Em relação a este último argumento de Dahley, embora a linguagem multimidiática realmente ofereça oportunidades diferenciadas e claramente muito mais adequadas a determinados tipos de conhecimento, como por exemplo, representação de conceitos abstratos ou invisíveis a olho nu ao ser humano, não devemos cair em um determinismo tecnológico que nos faça ver a tecnologia como a salvação para problemas já

conhecidos. Por exemplo, é possível fazer uma produção escolar multimidiática muito bem contextualizada e com fins adequados a seus gêneros, mas também é possível, da mesma maneira, fazer algo completamente desnecessário e não contextualizado, apenas para dizer estar usando algum tipo de nova tecnologia, como por exemplo, publicar produções textuais escolares em um blog, sem qualquer justificativa ou finalidade. Com devidos cuidados, é possível fazer produções escolares realmente significativas e importantes, sem quaisquer usos de novas mídias, utilizando apenas a caneta e o papel. Porém, não deixa de ser muito relevante a discussão da autora, assim como fez Lemke, de lembrar o quanto nossas tradições escolares e também intelectuais têm sido, e ainda são, extremamente centradas na escrita, não se abrindo facilmente a novas possibilidades de significação, que poderiam ser muito mais adequadas, dependendo do contexto.

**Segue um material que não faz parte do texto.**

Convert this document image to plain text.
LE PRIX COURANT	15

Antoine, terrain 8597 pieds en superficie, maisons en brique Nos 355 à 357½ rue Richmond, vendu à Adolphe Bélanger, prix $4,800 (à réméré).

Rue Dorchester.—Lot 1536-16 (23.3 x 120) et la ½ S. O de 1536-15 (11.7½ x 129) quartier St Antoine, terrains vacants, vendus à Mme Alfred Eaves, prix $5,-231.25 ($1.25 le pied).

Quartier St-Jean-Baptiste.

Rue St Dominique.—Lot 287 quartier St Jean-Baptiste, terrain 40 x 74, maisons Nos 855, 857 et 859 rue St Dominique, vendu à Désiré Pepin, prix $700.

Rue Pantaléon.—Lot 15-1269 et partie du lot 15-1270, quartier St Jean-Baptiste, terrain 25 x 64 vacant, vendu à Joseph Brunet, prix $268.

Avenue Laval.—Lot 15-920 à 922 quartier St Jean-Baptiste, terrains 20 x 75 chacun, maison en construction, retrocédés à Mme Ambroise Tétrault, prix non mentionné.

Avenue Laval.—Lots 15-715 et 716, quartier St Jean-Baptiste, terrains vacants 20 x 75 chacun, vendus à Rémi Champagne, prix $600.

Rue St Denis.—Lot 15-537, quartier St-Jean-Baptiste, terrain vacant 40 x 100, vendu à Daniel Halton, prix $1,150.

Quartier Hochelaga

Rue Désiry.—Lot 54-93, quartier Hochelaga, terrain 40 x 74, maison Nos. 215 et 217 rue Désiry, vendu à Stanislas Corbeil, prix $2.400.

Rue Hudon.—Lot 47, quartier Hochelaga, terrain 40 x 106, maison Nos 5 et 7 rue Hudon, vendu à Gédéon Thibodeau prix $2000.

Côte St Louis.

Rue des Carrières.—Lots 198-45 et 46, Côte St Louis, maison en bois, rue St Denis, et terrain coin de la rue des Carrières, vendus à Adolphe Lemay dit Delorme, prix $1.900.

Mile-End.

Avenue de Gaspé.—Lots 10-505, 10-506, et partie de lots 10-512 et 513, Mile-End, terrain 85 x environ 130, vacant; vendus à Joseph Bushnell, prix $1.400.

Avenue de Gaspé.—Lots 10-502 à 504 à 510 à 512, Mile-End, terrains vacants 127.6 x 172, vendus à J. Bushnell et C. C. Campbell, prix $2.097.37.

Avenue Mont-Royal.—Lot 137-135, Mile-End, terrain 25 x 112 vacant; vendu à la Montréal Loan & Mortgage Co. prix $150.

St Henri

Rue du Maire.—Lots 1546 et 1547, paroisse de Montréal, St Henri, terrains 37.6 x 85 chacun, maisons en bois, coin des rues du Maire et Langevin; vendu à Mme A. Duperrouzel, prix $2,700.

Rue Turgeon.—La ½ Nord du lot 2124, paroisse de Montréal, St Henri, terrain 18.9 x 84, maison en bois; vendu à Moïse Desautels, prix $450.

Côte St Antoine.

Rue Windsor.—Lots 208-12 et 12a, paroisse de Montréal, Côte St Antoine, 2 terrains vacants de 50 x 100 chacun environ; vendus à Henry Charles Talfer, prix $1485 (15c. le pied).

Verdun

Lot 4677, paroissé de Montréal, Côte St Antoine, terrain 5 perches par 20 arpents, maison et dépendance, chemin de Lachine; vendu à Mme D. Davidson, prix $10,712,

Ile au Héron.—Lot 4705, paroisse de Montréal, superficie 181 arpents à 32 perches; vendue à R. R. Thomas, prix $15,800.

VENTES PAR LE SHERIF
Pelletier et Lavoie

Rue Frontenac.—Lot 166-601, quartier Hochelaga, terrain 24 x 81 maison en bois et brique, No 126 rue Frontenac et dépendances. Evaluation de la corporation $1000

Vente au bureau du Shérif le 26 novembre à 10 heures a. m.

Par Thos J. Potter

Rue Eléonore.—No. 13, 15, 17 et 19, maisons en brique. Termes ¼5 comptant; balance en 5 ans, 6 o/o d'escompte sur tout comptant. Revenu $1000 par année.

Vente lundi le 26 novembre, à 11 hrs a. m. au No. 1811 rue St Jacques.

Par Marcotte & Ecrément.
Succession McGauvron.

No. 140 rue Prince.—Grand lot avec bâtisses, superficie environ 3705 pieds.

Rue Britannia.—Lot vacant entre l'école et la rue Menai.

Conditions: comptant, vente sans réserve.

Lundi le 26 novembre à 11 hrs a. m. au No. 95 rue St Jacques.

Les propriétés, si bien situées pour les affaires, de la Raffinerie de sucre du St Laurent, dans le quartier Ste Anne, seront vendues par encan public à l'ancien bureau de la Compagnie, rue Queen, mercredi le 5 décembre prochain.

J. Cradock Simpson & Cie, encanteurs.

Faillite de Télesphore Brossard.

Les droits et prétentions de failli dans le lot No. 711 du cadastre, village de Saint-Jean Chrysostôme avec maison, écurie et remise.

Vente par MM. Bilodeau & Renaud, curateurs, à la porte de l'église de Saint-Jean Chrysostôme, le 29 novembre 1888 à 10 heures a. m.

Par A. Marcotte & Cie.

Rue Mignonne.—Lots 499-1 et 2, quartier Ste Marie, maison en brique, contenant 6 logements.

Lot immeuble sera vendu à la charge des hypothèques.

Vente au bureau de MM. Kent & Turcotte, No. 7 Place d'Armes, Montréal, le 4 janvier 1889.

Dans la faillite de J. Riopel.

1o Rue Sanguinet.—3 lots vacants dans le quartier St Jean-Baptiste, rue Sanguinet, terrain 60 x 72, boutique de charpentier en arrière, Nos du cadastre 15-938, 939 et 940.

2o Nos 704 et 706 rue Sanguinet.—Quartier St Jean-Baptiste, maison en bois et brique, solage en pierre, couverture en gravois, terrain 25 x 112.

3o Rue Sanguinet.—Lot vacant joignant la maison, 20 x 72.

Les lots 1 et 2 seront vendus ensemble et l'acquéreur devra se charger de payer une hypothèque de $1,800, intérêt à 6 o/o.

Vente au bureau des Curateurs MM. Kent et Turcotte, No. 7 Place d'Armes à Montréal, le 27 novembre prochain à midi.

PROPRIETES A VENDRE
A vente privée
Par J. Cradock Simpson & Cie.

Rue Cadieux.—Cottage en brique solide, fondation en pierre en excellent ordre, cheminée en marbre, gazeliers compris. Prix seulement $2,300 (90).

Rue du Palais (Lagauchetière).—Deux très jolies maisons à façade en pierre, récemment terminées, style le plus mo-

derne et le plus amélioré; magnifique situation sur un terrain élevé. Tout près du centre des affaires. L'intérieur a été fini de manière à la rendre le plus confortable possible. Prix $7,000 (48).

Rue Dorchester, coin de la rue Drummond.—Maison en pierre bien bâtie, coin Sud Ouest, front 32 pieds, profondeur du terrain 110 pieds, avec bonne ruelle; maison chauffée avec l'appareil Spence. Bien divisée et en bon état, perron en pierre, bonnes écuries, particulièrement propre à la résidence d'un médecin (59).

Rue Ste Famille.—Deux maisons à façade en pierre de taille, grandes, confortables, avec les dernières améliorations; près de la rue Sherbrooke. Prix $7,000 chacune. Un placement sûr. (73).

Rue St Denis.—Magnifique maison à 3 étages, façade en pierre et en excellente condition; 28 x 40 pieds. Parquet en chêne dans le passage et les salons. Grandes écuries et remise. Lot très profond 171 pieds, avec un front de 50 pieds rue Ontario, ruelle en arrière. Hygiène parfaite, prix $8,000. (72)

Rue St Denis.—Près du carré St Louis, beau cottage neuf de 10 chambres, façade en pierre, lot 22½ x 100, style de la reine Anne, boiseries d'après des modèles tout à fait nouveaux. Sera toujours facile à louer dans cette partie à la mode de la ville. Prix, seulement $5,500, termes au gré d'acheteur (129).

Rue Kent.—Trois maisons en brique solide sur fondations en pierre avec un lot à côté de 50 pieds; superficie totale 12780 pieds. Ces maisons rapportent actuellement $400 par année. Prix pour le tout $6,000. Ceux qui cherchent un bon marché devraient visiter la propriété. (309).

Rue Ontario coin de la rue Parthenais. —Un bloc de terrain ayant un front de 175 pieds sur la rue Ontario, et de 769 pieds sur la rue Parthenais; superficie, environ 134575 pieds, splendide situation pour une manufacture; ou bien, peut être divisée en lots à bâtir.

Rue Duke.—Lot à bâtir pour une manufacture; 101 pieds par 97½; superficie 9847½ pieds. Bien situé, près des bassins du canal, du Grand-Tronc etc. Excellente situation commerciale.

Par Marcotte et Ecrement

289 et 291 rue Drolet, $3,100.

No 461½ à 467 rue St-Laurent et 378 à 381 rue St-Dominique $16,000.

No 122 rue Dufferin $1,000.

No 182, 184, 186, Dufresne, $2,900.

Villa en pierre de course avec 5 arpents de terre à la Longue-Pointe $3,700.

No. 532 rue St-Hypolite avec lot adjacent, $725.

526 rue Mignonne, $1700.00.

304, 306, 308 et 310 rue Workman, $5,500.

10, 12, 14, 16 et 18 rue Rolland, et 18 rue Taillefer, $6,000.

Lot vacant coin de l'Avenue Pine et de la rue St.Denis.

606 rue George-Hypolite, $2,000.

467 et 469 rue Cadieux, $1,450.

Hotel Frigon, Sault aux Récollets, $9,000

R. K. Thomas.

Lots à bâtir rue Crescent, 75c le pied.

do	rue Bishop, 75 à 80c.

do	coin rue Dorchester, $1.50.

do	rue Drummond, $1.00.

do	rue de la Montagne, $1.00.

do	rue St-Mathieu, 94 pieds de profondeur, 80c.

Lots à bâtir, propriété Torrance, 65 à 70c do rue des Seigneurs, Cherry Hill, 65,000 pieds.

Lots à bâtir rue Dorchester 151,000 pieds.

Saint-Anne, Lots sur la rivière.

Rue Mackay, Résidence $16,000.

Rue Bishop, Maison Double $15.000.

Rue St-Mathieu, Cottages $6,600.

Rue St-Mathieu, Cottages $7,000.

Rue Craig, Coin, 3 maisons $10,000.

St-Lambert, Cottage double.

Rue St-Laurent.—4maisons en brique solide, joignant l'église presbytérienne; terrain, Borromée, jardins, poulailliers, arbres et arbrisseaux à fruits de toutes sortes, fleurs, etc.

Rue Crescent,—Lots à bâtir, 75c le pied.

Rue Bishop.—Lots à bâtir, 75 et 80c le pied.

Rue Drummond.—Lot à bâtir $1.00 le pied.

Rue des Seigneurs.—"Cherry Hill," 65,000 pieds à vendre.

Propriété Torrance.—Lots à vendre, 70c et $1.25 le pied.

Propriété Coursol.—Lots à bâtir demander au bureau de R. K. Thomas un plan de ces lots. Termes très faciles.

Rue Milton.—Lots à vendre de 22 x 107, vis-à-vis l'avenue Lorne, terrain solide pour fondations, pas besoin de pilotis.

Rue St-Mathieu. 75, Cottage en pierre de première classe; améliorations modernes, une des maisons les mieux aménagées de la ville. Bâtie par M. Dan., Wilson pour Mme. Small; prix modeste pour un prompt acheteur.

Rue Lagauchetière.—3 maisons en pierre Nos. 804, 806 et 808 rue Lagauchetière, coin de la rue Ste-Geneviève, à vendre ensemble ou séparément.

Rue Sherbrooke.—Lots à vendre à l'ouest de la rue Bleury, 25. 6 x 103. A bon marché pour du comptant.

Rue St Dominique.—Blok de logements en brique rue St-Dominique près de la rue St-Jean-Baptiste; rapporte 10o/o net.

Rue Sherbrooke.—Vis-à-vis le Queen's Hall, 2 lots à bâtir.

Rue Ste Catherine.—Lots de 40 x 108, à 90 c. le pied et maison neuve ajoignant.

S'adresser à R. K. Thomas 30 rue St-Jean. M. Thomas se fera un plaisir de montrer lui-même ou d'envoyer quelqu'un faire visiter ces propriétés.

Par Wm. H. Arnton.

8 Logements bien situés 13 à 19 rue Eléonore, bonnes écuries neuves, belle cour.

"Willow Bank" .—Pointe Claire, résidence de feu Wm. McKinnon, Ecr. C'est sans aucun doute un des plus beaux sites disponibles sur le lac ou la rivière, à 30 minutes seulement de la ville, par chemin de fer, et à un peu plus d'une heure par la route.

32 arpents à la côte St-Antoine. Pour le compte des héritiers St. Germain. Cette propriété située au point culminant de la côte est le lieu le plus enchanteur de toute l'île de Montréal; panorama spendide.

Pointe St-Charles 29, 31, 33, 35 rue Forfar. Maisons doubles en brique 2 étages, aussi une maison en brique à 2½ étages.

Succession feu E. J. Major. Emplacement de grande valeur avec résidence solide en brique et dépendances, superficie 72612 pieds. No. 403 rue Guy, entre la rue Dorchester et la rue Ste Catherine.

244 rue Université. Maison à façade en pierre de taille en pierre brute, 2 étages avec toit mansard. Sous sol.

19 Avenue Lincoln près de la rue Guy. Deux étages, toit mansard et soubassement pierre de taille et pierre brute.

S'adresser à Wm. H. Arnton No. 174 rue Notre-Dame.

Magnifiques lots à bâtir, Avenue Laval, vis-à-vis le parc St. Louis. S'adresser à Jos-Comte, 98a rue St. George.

Por fim, seu último argumento, estreitamente relacionado aos outros três, aborda sobre a expansão do conceito de letramento, ao dizer que serão realmente letrados no século XXI aqueles que forem capazes de ler e escrever esta linguagem multimidiática na tela. Um grande desafio na educação para este tipo de exigência contemporânea é, segundo Dahley, que algumas escolas e universidades, desde os anos 1960 (isso a respeito do contexto americano e não o brasileiro), tem se empenhado em dar cursos ou incorporar em seu ensino letramentos multimidiáticos e visuais. No entanto, estes são sempre centrados apenas na leitura de textos e linguagens, carecendo do ensino de práticas de produção.

É inegável que muitos alunos lidam de forma muito fácil e fluente com estas novas linguagens e mídias, sendo capazes de produções realmente impressionantes. Isto é, os alunos muitas vezes já possuem habilidades de escrita nesta linguagem, porém, como alerta a autora, “eles não têm mais habilidade crítica com essa linguagem do que os mais velhos que eles – talvez menos” (DAHLEY, 2010, p. 488). E esta é uma das funções da escola, ensinar como lidar criticamente com estes novos letramentos, afinal, não basta termos uma visão idealista, como faz Lemke, de que todos aprenderão de forma igualitária, apenas por terem acesso aos recursos digitais, mas é necessário mostrarmos e analisarmos todos os mecanismos de poder e ideologias presentes nestas linguagens, assim como temos feito (ou tentado fazer) em diferentes gêneros discursivos já ensinados há muito tempo na escola. Assim como também defende Buzato (2009), de que ser incluído digitalmente não é apenas ter acesso às tecnologias digitais, mas sim, saber fazer o uso crítico destas.

Como é possível notar, uma educação que favoreça isto necessita de toda uma estrutura que começa desde orientações curriculares, materiais didáticos até o trabalho e formação do professor, que permitam que estes novos letramentos sejam trabalhados em sala

de aula, por serem, como afirmaram os autores acima citados, fundamentais em nossa sociedade atual. O conceito de Web Currículo de Almeida e Silva (2011) caminha nesse sentido, ao entender que integrar as novas tecnologias na escola não é apenas colocá-las como ferramentas complementares, mas sim buscar uma integração delas e as competências necessárias para utilizá-las de maneira transversal e integrada ao currículo. Mas também é necessário que o façamos de maneira crítica e adequada, sem cairmos em um determinismo tecnológico idealista. Arriscamos resumir, portanto, algumas hipóteses dos papéis que os OEDs de Língua Portuguesa poderiam ter nesta nova mentalidade, aplicada à educação:

a) Possibilitar a exploração das práticas de letramento próprias do digital (LANKSHEAR; KNOBEL, 2007);

b) Permitir uma sequência de atividades mais personalizada, aproximando-se de um paradigma de aprendizagem interativo (LEMKE, 2010);

c) Trabalhar com a linguagem multimidiática, multissemiótica e com significados topológicos (LEMKE, 2010; DAHLEY, 2010).